Женщина из бедного мира - страница 30

стр.

Что мне оставалось делать?

Сердце разрывалось на части. Я была одинока, покинута всеми. Куда девалась моя спокойная жизнь, мое счастье, любовь, дружба? Не было никого, к кому пойти, с кем перемолвиться словом. Мать меня не понимала, брат и его жена думали только о торговле (сейчас, мол, для этого подходящее время) — ничто другое их не интересовало. Было противно бывать с ними. Конрада нет. «Может, умер? Может, немцы убили?» С детства повидавшая много горя, я наконец нашла человека, который стал мне другом, — и теперь его у меня отняли? Я не могла поверить. Но не верила и тому, что все обойдется хорошо. Страшнее всего неизвестность: она словно грань между жизнью и смертью. Я плакала дни и ночи, пока уже и слез не стало.

Какой-то внутренний голос кричал во мне: прочь, прочь отсюда, все равно куда. «Если я и погибну, как до меня погибли тысячи и тысячи, все равно не могу больше оставаться здесь.

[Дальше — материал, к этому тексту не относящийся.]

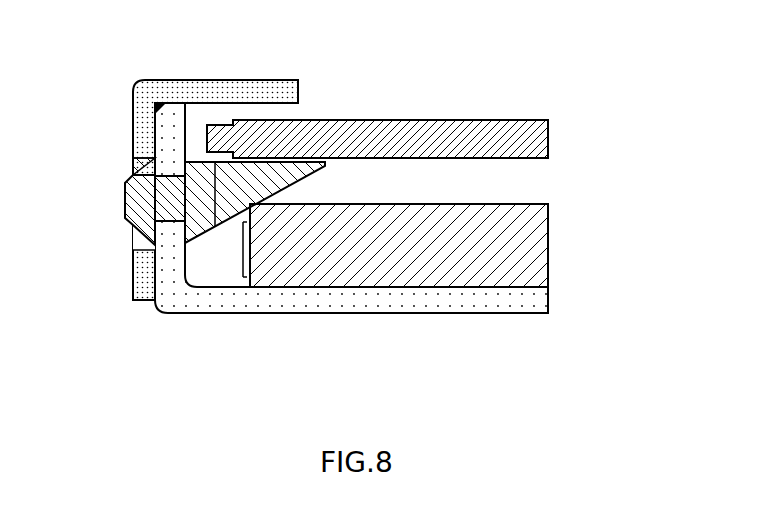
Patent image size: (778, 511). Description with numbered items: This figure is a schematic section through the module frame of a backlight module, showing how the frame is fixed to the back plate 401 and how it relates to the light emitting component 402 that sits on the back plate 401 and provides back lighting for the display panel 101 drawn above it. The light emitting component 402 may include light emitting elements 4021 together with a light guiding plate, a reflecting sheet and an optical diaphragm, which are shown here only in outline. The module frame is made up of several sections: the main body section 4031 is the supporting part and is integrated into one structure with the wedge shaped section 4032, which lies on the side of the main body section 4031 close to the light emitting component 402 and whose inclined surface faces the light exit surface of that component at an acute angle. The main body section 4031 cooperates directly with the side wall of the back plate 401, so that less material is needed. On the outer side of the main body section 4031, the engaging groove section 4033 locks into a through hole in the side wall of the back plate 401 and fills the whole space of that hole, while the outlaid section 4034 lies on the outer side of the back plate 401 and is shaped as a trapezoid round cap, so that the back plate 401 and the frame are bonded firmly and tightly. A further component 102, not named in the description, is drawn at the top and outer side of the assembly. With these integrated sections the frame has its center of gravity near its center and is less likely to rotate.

The display panel 101 is at (527, 137).
The front frame 102 is at (222, 92).
The back plate 401 is at (383, 302).
The light emitting component 402 is at (527, 252).
The light emitting elements 4021 is at (244, 252).
The main body section 4031 is at (133, 223).
The wedge shaped section 4032 is at (273, 171).
The engaging groove section 4033 is at (132, 243).
The outlaid section 4034 is at (135, 173).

Мое сердце истекает кровью и ноет, как открытая рана. Не знаю, что я совершила, почему должна так тяжко страдать. И в чем виноват Конрад, за что его преследуют, как зверя, отнимают у него домашний очаг, семью — все, в чем нуждается человек, и даже, может быть, жизнь?» Злость, безумная злость поднималась в моей душе против всех, кто сеет на земле несправедливость и насилие.

Однако были минуты, когда я упрекала про себя и Конрада. Думала: если он еще жив, почему не даст о себе знать, почему повергает меня в отчаяние? «Может, он больше не любит и нарочно скрывается от меня? — пронеслось в голове. — Надоело со мной и не хочет этого прямо сказать?» Но такие мысли возникали только на мгновение, и я потом стыдилась их.

Всеми покинутая, безутешная, прожив так несколько недель, я наконец почувствовала, что становлюсь равнодушной, что во мне поселяется какое-то грубое, «животное» отупение. Одиночество, словно яд, действовало на мою душу, в ней будто скоплялось какое-то постороннее вещество, которое хотя и усыпляло боль, но вместе с тем «портило кровь», уничтожало жизнеспособность, парализовало волю. И сейчас я могу сказать определенно: оно понемногу, но неизбежно вконец подкосило бы меня, быть может, привело бы меня в число тех женщин, которых с презрением называют «падшими». Не хватало лишь случая, лишь обольстителя — и было бы уже поздно. Однако судьба на сей раз оказалась ко мне милостивой. Удивительным образом сбылась поговорка: «Где беда сильней, там и помощь ближе».

Стоял хмурый осенний день в конце октября (или начале ноября), когда какой-то незнакомый мужчина (внешность его была отнюдь не привлекательной) принес мне письмо от Конрада. Послано оно было из России и состояло из нескольких очень лаконичных фраз. Он писал, что, расставшись со мной, болел испанкой, с нетерпением ждал меня. Однако преследования проклятых немцев и срочное задание вынудили его уйти за Чудское озеро. Но пусть я не беспокоюсь, он скоро вернется вместе с правительством трудового народа. Дни немцев сочтены.

Я почему-то не поверила последним словам, но все же радовалась, как маленький ребенок. «Конрад жив! Он не забыл меня! Он вернется ко мне!» Я смеялась и танцевала.

А через несколько дней получила другое письмо. В нем тетя извещала, что ее дочь Ильзе, тридцати восьми лет от роду, умерла в Зеевальде. «Бедная Ильзе, она отмучилась в этой трудной, многострадальной жизни. Она была еще молодая, но именно молодость и красота привели ее к гибели». Мне было ее очень жалко, и я плакала. Мне казалось, и в моей судьбе есть что-то общее с судьбой Ильзе.

Соедините эти два письма, и вы поймете мое состояние, вам станет ясно, какую спасительную роль они для меня сыграли. Столько в нашей женской — и не только нашей, но и в вашей, мужской, — жизни зависит от случая, от счастливого или несчастливого стечения внешних обстоятельств и душевного состояния, и мы называем это судьбой. До тех пор, конечно, пока мы еще не умеем или уже не в состоянии влиять на собственную жизнь, сами ковать свою судьбу. Я тогда была не способна на это и без конца страдала из-за вещей, которые сейчас вызывали бы лишь смех.